{
servers {
max_header_size 64KB
protocol {
experimental_http3
}
timeouts {
idle 30s
read_body 30s
read_header 30s
write 30s
}
}
}
(kiss) {
header {
-server
expect-ct "enforce, max-age=9999"
permissions-policy "camera=(), microphone=()"
referrer-policy strict-origin-when-cross-origin
strict-transport-security "max-age=63072000; includesubdomains; preload"
x-content-type-options nosniff
x-frame-options deny
x-xss-protection "1; mode=block"
}
}
(main) {
@end_slash path_regexp xx (.+)/$
@live_server not path /file_server/*
file_server
handle_errors {
file_server
header content-security-policy "base-uri 'none'; default-src 'self'; form-action 'none'; frame-ancestors 'none'; frame-src 'none'; object-src 'none'; script-src 'sha256-●●●●●'; style-src 'sha256-●●●●●'"
import kiss
rewrite * /file_server/maintenance.v1.html
}
import kiss
redir @end_slash {http.regexp.xx.1} 308
root * /etc/caddy
}
mywebsite.com {
import kiss
redir https://www.mywebsite.com{uri} 308
}
pig.mywebsite.com {
@unauthorized not header ●●●●● ●●●●●
import main
respond @unauthorized "The request is understood but has been refused by the proxy server." 403
reverse_proxy @live_server 10.10.1.3:8080
}
www.mywebsite.com {
import main
reverse_proxy @live_server 10.10.1.9:8080
}
3. The problem I’m having:
I would like to redirect all TLS 1.1 and earlier requests to an error page, so that the user gets some feedback as to why he / she cannot access my website. Is this at all possible with Caddy?

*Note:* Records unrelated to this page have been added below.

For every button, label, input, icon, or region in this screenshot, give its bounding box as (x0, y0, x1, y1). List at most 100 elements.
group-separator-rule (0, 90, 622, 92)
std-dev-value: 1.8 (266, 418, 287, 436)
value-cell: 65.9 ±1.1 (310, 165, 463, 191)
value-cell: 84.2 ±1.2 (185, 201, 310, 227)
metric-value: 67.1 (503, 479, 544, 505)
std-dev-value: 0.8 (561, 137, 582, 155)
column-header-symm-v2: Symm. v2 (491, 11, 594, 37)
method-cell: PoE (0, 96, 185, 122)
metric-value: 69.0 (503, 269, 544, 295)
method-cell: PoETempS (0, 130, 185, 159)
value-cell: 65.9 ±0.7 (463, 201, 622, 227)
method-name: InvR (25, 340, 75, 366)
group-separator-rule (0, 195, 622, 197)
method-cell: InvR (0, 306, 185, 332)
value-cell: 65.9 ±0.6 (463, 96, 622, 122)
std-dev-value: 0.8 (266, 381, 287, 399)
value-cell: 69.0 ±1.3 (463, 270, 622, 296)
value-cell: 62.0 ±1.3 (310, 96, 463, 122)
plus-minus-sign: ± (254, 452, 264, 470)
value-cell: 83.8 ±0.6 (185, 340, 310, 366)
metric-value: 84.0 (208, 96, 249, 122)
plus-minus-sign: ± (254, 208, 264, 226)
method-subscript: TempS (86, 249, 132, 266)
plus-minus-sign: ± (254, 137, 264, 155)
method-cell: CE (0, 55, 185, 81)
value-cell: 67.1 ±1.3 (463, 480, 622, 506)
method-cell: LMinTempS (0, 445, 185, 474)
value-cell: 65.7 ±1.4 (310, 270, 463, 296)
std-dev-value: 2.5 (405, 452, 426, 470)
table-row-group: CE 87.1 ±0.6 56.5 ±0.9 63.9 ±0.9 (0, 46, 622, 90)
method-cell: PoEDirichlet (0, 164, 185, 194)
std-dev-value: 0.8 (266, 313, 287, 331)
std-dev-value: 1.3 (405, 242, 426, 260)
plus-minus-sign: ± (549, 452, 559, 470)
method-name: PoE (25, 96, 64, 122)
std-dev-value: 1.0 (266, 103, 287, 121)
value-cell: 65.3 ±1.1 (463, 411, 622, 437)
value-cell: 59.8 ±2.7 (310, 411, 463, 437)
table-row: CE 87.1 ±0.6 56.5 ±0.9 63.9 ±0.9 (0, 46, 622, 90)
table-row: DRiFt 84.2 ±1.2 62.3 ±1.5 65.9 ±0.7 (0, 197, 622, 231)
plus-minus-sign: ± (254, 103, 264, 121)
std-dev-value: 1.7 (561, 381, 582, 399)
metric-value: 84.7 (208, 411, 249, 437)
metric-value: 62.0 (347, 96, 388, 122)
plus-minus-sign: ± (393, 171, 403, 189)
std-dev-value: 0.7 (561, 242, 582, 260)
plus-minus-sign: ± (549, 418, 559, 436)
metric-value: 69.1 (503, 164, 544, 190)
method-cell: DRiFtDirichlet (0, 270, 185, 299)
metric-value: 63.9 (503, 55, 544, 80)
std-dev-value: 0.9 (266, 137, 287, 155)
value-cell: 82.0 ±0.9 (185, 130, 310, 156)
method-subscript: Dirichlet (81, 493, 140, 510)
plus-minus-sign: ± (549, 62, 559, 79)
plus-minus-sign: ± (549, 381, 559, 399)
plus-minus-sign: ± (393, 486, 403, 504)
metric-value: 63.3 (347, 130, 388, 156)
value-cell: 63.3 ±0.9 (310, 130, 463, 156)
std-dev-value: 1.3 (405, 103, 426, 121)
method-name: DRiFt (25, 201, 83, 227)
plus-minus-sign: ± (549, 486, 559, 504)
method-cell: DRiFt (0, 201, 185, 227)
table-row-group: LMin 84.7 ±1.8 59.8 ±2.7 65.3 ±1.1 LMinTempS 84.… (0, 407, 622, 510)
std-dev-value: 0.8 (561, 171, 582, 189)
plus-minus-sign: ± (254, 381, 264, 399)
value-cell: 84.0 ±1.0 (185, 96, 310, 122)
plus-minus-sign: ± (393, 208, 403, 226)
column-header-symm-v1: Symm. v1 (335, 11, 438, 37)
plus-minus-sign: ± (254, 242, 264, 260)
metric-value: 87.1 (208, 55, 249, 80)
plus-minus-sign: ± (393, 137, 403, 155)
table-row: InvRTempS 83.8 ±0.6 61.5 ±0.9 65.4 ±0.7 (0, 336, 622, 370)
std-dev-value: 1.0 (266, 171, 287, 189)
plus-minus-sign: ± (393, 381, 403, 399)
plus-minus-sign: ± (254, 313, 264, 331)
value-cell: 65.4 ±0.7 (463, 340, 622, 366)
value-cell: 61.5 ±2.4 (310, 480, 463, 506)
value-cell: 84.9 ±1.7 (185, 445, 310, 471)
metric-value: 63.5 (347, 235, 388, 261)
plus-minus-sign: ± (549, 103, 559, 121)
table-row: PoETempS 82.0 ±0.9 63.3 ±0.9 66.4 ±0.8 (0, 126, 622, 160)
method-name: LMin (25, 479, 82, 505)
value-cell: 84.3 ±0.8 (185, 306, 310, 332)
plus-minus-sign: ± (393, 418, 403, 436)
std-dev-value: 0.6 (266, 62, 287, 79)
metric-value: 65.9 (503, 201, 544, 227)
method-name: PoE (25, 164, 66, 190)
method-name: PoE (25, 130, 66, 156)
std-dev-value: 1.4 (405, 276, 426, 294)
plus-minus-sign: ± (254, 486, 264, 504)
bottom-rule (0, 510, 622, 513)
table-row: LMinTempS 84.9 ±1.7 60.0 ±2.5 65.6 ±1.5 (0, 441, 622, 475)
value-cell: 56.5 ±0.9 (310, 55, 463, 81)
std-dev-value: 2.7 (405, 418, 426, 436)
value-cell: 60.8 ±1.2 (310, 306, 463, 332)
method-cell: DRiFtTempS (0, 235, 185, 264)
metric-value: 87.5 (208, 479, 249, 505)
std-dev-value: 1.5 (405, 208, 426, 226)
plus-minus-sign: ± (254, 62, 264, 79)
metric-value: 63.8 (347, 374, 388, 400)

4. Error messages and/or full log output:
n/a
5. What I already tried:
I could not find any relevant information.
6. Links to relevant resources:
Perhaps not very helpful, but an old example using nginx is described in this stackoverflow post:
Caddy v2 doesn’t actually support TLS 1.1 or below, meaning the TLS handshake will never complete. If the handshake doesn’t complete successfully, the browser will always display an error. So what you want to do isn’t possible with Caddy. Your users simply need to upgrade to newer clients that support secure protocols.
While this is correct, I want to clarify that Caddy can do this, but you’d have to manually patch in support for TLS 1.1:
A one-line change would make it possible. I don’t recommend this, but in your case if you give a helpful error message on TLS 1.1 then I suppose I won’t judge.
Indeed users need to upgrade. It’s just that, in my case, the average user is a 60 years old male, he uses the internet to do specific things, and our competitors’ websites don’t care about internet security. I therefore fear that our website might be marked dysfunctional, vis-à-vis our permissive (hence operational) competitors, long before the inevitable browser upgrade.
Mine is a bit of an edge case, I know. But I would be thrilled if, one day, Caddy supported this functionality out of the box. It would enable people like me, for example, to discontinue TLS 1.2 support early, instead of having to wait for everyone else to do it first.
That would be a security regression, so the chances of Caddy changing to re-add TLS 1.1 support is close to zero.
Like Matt said, your best bet is to make a custom build of Caddy that enables it. The good news is that building Caddy is very easy since it’s written in Go.
I do not expect TLS 1.1 support to be re-added. My hope was that there might be room for a middle tier between supported and unsupported protocols (say deprecated protocols), of which TLS 1.2 will eventually become the first member. A simple matcher (say tls_deprecated) could then be used to redirect requests (to an informative error page). As I said, this would be a security enhancement, as it would enable Caddy users to discontinue TLS 1.2 support sooner rather than later.